1-49

1-49

Sénat de Belgique

Belgische Senaat

Annales parlementaires

Parlementaire handelingen

SÉANCES DU JEUDI 6 JUIN 1996

VERGADERINGEN VAN DONDERDAG 6 JUNI 1996

(Vervolg-Suite)

MONDELINGE VRAAG VAN DE HEER LOONES AAN DE MINISTER VAN VERVOER OVER « EEN INTERNATIONALE TREINVERBINDING BELGIE-FRANKRIJK OVER DE GRENS TE ADINKERKE-GHYVELDE »

QUESTION ORALE DE M. LOONES AU MINISTRE DES TRANSPORTS SUR « UNE LIAISON FERROVIAIRE INTERNATIONALE BELGIQUE-FRANCE FRANCHISSANT LA FRONTIÈRE À ADINKERKE-GHYVELDE »

De Voorzitter. ­ Aan de orde is de mondelinge vraag van de heer Loones aan de minister van Vervoer over « een internationale treinverbinding België-Frankrijk over de grens te Adinkerke-Ghyvelde ».

Het woord is aan de heer Loones.

De heer Loones (VU). ­ Mijnheer de Voorzitter, mijn vraag gaat over de enige mogelijke internationale treinverbinding tussen Frankrijk en België op het grondgebied van Vlaanderen.

In het verleden is gebleken dat de NMBS noch de SNCF brood zien in een internationale treinverbinding België-Frankrijk over de grens te Adinkerke-Ghyvelde.

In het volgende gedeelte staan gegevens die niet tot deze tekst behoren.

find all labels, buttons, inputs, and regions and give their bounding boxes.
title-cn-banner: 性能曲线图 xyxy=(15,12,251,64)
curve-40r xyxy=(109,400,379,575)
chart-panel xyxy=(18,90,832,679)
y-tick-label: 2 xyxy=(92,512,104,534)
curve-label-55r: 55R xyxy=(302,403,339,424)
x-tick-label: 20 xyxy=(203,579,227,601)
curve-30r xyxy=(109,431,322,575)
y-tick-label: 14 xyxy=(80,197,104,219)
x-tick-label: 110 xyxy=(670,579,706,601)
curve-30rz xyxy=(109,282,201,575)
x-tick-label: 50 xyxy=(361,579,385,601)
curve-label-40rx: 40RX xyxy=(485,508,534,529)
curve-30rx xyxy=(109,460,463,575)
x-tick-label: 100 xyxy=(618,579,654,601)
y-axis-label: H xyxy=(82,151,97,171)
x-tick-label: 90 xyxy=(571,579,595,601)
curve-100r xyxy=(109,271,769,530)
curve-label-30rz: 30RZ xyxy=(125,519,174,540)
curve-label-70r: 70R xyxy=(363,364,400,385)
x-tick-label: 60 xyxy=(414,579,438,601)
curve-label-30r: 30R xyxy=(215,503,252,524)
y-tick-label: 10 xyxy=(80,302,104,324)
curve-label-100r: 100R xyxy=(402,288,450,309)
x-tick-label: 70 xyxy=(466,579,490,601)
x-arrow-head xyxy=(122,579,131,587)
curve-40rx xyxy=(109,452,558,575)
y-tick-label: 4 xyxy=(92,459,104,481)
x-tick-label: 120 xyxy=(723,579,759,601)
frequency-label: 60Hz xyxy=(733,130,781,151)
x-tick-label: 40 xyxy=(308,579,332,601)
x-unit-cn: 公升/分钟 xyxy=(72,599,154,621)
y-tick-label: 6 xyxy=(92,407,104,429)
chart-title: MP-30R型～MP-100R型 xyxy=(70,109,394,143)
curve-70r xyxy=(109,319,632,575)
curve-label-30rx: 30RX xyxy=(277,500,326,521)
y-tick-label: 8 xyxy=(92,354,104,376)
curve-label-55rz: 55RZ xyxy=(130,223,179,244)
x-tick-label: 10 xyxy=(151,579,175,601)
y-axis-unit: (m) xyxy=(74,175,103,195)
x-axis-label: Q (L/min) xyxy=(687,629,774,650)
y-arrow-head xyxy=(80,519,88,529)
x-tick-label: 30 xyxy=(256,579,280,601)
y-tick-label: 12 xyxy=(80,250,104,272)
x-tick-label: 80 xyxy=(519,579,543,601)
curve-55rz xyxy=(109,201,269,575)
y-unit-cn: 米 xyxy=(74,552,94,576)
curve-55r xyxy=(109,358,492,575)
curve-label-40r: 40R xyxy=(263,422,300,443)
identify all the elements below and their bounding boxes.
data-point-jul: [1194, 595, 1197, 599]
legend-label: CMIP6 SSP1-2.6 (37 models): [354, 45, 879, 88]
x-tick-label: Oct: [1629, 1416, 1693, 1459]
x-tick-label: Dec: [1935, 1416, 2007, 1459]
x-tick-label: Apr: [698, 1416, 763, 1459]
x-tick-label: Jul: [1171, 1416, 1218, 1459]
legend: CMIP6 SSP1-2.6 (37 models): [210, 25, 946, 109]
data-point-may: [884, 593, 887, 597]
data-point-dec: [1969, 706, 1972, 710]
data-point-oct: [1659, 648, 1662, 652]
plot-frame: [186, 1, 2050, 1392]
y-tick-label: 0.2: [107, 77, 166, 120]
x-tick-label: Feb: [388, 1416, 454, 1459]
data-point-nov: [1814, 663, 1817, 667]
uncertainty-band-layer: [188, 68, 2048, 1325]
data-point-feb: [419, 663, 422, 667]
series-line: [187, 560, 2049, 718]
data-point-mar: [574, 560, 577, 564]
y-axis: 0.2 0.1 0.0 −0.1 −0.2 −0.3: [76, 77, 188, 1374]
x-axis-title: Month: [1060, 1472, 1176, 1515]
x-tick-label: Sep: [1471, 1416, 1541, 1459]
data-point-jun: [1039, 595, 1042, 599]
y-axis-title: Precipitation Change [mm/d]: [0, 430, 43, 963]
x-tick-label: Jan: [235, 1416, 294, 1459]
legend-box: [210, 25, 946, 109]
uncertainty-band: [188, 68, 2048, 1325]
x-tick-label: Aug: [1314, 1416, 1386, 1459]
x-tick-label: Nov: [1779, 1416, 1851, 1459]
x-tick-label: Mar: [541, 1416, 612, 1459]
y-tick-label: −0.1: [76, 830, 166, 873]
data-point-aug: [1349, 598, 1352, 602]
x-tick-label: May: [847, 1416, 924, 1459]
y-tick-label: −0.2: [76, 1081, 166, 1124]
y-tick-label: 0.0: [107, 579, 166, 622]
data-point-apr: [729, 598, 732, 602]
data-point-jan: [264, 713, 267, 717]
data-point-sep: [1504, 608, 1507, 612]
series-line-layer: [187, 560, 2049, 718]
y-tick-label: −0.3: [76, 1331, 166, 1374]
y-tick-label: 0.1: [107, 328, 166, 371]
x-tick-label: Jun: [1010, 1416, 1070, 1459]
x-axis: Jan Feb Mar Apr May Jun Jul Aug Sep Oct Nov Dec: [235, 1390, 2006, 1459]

Ook al kan op de as Brussel-Gent-Adinkerke-Duinkerke-Calais-Londen een honderdtal kilometer uitgespaard, blijft men de voorkeur geven aan de grensovergang te Moeskroen. Zelfs een goederenas Zeebrugge-Calais heeft men steeds geweigerd, hoewel ook hiermee honderd kilometer kan worden bespaard.

Nu de lijn 73 tussen Deinze en Adinkerke sedert het begin van deze maand is geëlektrificeerd, rijst de vraag of men bereid is de zaak opnieuw te onderzoeken.

Anderzijds blijkt de Vlaamse vervoermaatschappij De Lijn geïnteresseerd in een spoorverbinding tussen Adinkerke-De Panne en Duinkerke. Dit is vooral belangrijk in verband met de toeristische ontsluiting van de Westkust voor het Franse cliënteel en voor de aansluiting op de TGV in Duinkerke. Voor deze tramverbinding zou het bestaande treinspoor kunnen worden gebruikt. Dit voorstel schijnt echter ­ onverstaanbaar genoeg ­ op verzet te stuiten vanwege de NMBS.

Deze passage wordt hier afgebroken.